A recent study from the Initiative for Freedom of Expression Online – iLEI by its Spanish acronym – from the Center for the Study of Freedom of Expression and Access to Information (CELE) analyzed the growing interest on the part of governments in the region in monitoring the Internet. This interest often turns into regulatory proposals that, despite the good intentions on which they are based, result in negative consequences in those cases that are approved and implemented, specifically when it comes to fundamental rights like privacy and freedom of expression. To avoid this, we propose the need to carry out a human rights impact assessment (HRIA) as an initial step before introducing formal proposals for bills or administrative regulations.
In large part, we approached the iLEI study after learning about several legislative proposals in Argentina that were designed to create mechanisms for online content monitoring or detection. In that study we concluded that content monitoring, particularly in the way that it was proposed in some of the legislative proposals, puts citizens´ fundamental rights at risk and threatens to dismantle the open and pluralist digital environment we know.
In the study we included a general overview of Internet architecture and an analysis of the concept of network control, emphasizing intermediaries and the use of technologies such as deep packet inspection (DPI). We presented both topics (architecture and control), if even simply and briefly, because we observed in many of the legislative proposals we analyzed that the lawmakers or regulatory entities that were proposing the laws didn`t seem to have good information about these technical questions.
To fill this gap, we recommended that bills that seek to establish mechanisms to monitor content on the Internet begin with a HRIA. We also recommended that the results of the impact assessment be included explicitly in the presentation of motives for the initiative.
The idea to carry out these types of impact assessments is not new, and certainly not when it comes to dealing with issues that are technically complex. Since the beginning of the 1970s for those public policies that could have a negative impact on the environment, there has been regulatory legislation in the United States that requires the federal government to evaluate the environmental impact of its decisions and the decisions of the states and private contractors that are financed by the federal government or with which the federal government is involved. The European Union has made these environmental impact assessments obligatory since the mid 1980s for both public and private projects that could have a significant impact on the environment.
Impact studies are already required in many places for projects that could affect privacy. These studies, known as “privacy impact assessments” (PIA) have been identified as obligatory in different government offices in the United Kingdom. In fact, the Information Commissioner´s office has prepared several guides on how assessments should be carried out.

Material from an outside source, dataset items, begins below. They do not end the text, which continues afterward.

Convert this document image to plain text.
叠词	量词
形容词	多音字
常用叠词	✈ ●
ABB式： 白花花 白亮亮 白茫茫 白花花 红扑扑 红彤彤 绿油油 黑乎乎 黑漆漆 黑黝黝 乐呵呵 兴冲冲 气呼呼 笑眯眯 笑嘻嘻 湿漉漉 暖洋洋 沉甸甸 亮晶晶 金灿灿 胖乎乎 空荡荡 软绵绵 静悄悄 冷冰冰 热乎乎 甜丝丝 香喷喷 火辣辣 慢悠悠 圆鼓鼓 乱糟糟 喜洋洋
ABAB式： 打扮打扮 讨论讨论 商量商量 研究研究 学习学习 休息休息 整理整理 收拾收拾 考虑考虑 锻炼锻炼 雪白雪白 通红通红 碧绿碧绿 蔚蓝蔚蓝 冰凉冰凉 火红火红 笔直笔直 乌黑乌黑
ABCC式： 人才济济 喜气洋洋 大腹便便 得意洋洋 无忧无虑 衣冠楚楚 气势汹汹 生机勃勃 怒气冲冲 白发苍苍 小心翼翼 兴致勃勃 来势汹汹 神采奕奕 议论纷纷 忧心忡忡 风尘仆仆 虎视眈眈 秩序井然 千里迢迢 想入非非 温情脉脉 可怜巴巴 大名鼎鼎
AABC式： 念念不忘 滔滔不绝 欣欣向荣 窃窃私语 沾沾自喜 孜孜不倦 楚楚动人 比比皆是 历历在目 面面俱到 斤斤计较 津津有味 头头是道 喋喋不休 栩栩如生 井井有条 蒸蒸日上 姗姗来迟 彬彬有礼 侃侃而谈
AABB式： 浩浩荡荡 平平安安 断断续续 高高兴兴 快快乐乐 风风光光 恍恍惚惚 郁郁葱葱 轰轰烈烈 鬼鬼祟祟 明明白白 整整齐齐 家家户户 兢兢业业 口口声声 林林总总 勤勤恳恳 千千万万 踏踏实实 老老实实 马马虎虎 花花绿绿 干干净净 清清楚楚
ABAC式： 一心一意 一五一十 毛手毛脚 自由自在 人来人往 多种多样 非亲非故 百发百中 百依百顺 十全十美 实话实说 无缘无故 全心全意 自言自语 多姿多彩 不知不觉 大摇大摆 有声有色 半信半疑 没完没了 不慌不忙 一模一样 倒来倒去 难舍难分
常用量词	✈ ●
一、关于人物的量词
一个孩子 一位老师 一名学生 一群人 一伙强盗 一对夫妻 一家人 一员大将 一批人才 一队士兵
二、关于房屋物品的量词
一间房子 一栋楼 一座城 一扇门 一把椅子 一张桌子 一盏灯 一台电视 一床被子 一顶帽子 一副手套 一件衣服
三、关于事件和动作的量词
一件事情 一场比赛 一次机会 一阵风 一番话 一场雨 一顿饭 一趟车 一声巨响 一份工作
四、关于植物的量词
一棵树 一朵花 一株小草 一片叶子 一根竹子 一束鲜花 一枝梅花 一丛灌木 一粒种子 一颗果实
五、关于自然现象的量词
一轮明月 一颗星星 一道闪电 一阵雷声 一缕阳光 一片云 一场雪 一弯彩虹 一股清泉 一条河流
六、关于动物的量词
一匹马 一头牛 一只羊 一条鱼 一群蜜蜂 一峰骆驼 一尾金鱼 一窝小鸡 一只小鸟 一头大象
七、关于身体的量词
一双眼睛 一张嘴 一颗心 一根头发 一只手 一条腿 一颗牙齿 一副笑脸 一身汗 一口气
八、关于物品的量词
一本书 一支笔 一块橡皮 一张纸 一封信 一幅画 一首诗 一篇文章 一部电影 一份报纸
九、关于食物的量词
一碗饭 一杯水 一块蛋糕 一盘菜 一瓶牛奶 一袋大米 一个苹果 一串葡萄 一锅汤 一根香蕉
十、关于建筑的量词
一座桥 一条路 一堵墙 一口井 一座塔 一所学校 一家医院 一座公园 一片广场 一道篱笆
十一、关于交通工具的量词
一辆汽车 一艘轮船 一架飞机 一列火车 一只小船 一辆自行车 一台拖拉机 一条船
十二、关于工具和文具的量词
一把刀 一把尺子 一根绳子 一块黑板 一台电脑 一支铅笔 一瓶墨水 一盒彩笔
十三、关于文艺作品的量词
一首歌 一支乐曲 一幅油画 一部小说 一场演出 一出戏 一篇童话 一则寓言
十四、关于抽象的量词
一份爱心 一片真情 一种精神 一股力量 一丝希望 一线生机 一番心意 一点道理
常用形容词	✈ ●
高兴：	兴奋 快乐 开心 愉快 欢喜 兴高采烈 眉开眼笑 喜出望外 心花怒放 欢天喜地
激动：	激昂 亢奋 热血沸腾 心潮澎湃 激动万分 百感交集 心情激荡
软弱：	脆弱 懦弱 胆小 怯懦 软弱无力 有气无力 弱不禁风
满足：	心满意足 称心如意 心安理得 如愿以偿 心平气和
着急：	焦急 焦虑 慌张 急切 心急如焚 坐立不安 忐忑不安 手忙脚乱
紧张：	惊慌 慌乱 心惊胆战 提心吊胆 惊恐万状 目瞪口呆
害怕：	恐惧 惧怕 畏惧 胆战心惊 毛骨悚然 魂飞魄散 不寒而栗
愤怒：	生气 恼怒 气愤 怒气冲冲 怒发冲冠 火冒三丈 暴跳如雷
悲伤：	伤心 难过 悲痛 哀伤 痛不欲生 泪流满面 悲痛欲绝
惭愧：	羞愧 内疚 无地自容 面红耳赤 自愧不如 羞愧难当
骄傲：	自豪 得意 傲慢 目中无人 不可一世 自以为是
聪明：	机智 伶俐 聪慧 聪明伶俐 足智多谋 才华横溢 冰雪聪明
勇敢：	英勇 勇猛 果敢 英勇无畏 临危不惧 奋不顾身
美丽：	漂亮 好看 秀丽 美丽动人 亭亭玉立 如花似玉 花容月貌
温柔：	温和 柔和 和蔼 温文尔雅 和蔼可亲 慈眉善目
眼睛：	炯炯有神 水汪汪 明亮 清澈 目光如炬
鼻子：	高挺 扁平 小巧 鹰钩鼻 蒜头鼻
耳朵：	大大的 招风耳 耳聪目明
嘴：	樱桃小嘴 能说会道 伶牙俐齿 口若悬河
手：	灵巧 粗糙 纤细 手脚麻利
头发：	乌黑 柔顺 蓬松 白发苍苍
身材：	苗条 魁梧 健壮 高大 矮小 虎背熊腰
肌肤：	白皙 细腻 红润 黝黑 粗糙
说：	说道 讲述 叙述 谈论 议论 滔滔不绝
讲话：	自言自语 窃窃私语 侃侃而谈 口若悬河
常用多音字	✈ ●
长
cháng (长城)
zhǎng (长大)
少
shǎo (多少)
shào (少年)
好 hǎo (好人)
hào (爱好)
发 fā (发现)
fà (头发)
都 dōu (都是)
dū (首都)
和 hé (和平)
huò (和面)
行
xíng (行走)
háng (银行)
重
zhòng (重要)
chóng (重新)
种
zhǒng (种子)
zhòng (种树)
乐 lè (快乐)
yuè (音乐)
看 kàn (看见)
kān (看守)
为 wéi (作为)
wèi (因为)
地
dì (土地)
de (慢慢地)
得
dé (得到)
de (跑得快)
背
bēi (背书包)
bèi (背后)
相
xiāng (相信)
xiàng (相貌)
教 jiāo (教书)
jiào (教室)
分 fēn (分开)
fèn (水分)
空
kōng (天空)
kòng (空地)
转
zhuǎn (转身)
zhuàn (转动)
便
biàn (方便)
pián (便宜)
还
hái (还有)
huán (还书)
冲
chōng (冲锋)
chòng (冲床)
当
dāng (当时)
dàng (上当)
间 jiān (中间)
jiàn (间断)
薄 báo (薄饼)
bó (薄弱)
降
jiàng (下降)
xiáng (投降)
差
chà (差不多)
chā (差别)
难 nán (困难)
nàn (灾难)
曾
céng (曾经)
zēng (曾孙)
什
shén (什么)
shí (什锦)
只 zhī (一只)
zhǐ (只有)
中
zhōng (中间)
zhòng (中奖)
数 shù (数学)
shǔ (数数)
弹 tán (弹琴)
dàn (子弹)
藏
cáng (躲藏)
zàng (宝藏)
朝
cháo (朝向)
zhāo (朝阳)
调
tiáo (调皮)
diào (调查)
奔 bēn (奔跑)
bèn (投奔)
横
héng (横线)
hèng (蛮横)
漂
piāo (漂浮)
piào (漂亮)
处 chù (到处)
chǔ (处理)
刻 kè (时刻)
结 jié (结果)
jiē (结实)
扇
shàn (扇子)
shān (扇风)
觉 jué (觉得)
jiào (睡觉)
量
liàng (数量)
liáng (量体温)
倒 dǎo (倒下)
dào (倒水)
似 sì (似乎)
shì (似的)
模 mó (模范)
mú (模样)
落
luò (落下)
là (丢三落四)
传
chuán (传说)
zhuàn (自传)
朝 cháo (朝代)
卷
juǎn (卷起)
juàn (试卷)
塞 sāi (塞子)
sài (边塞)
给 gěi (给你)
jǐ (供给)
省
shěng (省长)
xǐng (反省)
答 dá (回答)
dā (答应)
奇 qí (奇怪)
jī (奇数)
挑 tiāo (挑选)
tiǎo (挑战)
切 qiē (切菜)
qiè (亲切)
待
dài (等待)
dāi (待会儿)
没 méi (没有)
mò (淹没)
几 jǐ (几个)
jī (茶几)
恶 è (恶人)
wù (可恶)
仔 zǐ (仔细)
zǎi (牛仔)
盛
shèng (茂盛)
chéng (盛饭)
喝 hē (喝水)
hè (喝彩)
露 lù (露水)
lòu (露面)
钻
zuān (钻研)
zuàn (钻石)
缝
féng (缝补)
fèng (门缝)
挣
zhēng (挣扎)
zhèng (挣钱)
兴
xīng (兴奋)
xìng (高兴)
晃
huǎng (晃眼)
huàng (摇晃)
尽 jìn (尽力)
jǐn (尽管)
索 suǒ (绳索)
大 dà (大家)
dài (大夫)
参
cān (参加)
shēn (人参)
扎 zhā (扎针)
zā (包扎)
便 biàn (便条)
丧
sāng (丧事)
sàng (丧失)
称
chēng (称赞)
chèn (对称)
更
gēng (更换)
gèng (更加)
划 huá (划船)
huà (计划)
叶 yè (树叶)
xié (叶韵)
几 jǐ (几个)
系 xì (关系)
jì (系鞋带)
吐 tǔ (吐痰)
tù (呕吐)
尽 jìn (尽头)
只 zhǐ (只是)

In conclusion, the need to have impact assessments before implementing public policies has been underway for many years. Because of this, our proposal is to learn from these cases and the benefits that have come from impact assessments to be able to demand them for those public policies related to Internet, particularly when it comes to proposals for mechanisms for monitoring online content. In this way, there would be a sort of “self control” of legislators and regulatory bodies: before any kind of proposal is made, it would be important to have a HRIA made by experts or specialized bodies.